Le convoi illuminé fonça droit sur le fort de tête de pont, pour être arrêté par le poste de garde à côté.
Vaguement, on pouvait entendre du prosien et des jurons en balas dans l'air, peu importe si les autres comprenaient.
Après avoir écouté un moment, le docteur dit : « Les Balasiens veulent traverser le pont, mais les Prosiens leur disent de retourner se battre contre les « envahisseurs ». »
Jonathan ricana : « Vous parlez du Royaume-Uni, c'est une chose ; on a effectivement fait pas mal de sales coups.
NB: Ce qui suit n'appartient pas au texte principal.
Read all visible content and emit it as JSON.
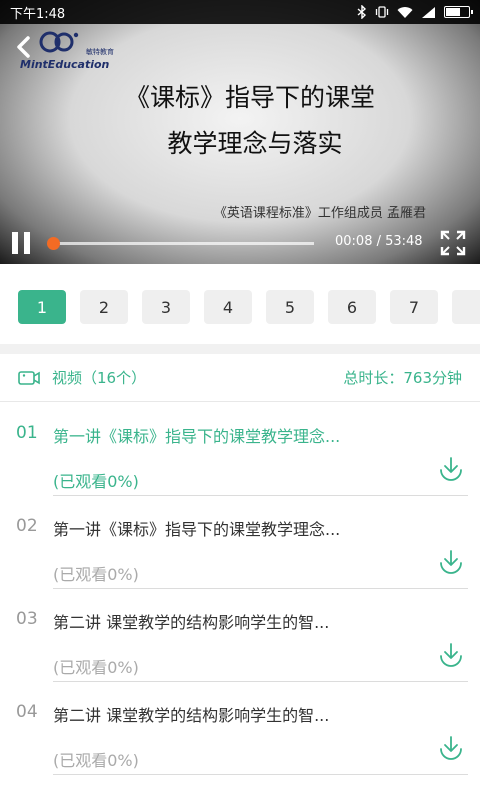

Mais l'Ante a été envahi par vous ! »
Les membres de l'équipe commando regardèrent tous vers Jonathan.
Jonathan : « J'ai tort ? En Birmanie, à Babylone, on a même utilisé du gaz pour réprimer l'ennemi. »
Docteur : « Tu es… de la faction Séculière ? »
Jonathan ferma la bouche.
Après un court silence, il dit : « Les plans ont changé, tu peux essayer de persuader les Prosiens de laisser passer les Balasiens ? Ensuite on se planque sous ces camions et on traverse le pont, en prenant couverture aux positions stratégiques. »
Le docteur réfléchit un instant et dit : « Je peux essayer. »
Gonif poussa une pile d'uniformes vers lui : « Uniformes, grade colonel maximum, choisis. »
« Non », le docteur secoua la tête, « je suis le mieux adapté tel que je suis maintenant. Je descendrai calmer le différent pendant que vous vous planquerez sous les camions. »
Jonathan : « Séparez-vous en deux groupes, ceux qui parlent pas prosien et savent pas jouer la comédie, sous les camions. Les autres, enfilez les uniformes et suivez Gonif par le chemin qu'il a pris. Lancez l'opération. »
Et ainsi, un peloton de commandos se divisa immédiatement pour exécuter leurs missions.